The first one is credibility, because of the way the dispute settlement system has been paralyzed by the U.S. This stems from a wrong interpretation, in my view, of the WTO statute. It was interpreted in a way that the nomination of judges to their appellate body needs to be done by consensus. This is not what the charter of WTO says, but for a variety of reasons, it was accepted that they should interpret it this way and nobody else made enough of the case that that was not the right interpretation of the WTO statute.
This is a procedural matter. Nominating seven judges in a body is not something for a consensus or unanimity. But let me put that aside. So we have a problem in that, for the moment, the enforcement mechanism, which is the distinctive feature of the WTO, is paralyzed. This needs to be fixed. And it's going to be fixed in two possible scenarios: either the U.S. re-accept what they have accepted in signing the WTO agreement in 1994, that the dispute settlement is binding on the members. A losing party has to comply, otherwise, there will be measures. This is what the U.S. signed in 1994.
Do they still stand to this commitment? Yes or no? If yes, you lock ten WTO negotiators in a room during two days and you tell them they will only go out when they have an agreement and they will have an agreement. It's perfectly doable. The issues at stake are perfectly negotiable. If the U.S. do not accept to go back to their commitment, then we are in a totally different world. We will need a binding dispute settlement with all the members of the U.S. This will mean de facto that the U.S. are stepping out of WTO.

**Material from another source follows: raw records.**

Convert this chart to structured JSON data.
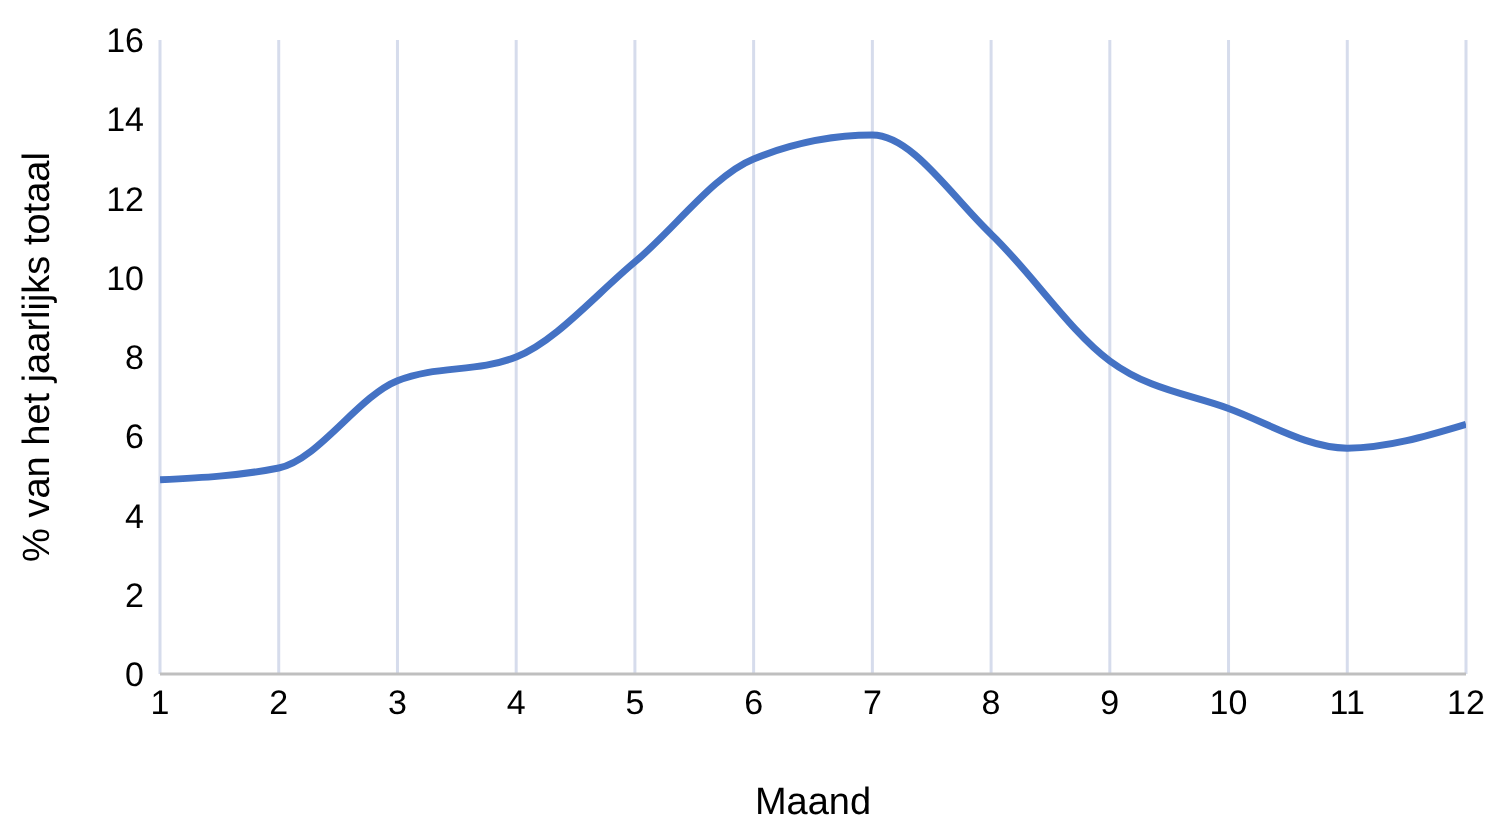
{
  "chart_data": {
    "type": "line",
    "xlabel": "Maand",
    "ylabel": "% van het jaarlijks totaal",
    "x": [
      1,
      2,
      3,
      4,
      5,
      6,
      7,
      8,
      9,
      10,
      11,
      12
    ],
    "series": [
      {
        "color": "#4472c4",
        "values": [
          4.9,
          5.2,
          7.4,
          8.0,
          10.4,
          13.0,
          13.6,
          11.1,
          7.9,
          6.7,
          5.7,
          6.3
        ]
      }
    ],
    "xlim": [
      1,
      12
    ],
    "xticks": [
      1,
      2,
      3,
      4,
      5,
      6,
      7,
      8,
      9,
      10,
      11,
      12
    ],
    "ylim": [
      0,
      16
    ],
    "yticks": [
      0,
      2,
      4,
      6,
      8,
      10,
      12,
      14,
      16
    ],
    "grid": "x",
    "legend": false,
    "marker": "none",
    "line_style": "solid"
  }
}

This is problem number one.
Problem number two is the way the WTO works and the balance between the authority of the Secretariat and the DG and the authority of the members. This notion that the WTO is a member-driven organization does not make sense. Of course, it's driven by its members like any international organization. It's created and agreed and framed by the members. But that any sort of decision that is a serious one has to go through the consensus of the members, and that the DG or the Secretariat has zero authority to table a proposal to fix a trade problem that exists, that has been identified—These people are incredibly good experts. They know the countries, they know their position, they know the problems—exiting them from the negotiating system is an absurdity. You lose an enormous capacity to do things properly, quickly, scientifically, expertly, and politically. It's stupid.
And this rebalancing is not in the cards. And the reason why it's not in the cards is that the members want to stick to the notion that they decide everything. I often quoted an anecdote, which is that when I became DG of WTO, I was given by a former DG who was an Australian [sic], a very witty guy and very good caricaturist. I was given a cartoon with a tree, very nice tree, well-drawn with a nice big trunk, nice leaves, and a car had crashed into the street. The car is all over the place, totally broken. The legend of the cartoon is “member-driven car.” I had this cartoon in my office in the WTO.
So this is a bad system. It needs to be fixed and rebalanced if you want the WTO to work like a normal organization where there is a division between political authority and technical proposal. But this really needs to be fixed.
Third, we need the WTO to address the few issues which I mentioned, like trade and environment, like digitalization, like economic security, like subsidization which has been there for a long time but which is now a bigger problem than before because before, only China was heavily subsidized. Now the US is subsidizing as much as China. So it becomes an enormous problem for many poorer developing countries. In a subsidy war, they will be the losers.
So these issues need to be addressed. And if you tick these three boxes, you will go back to the normal situation where global market capitalism needs a properly regulated multilateral trade system with obstacles to trade that appear being addressed and reduced in a negotiated, fair way.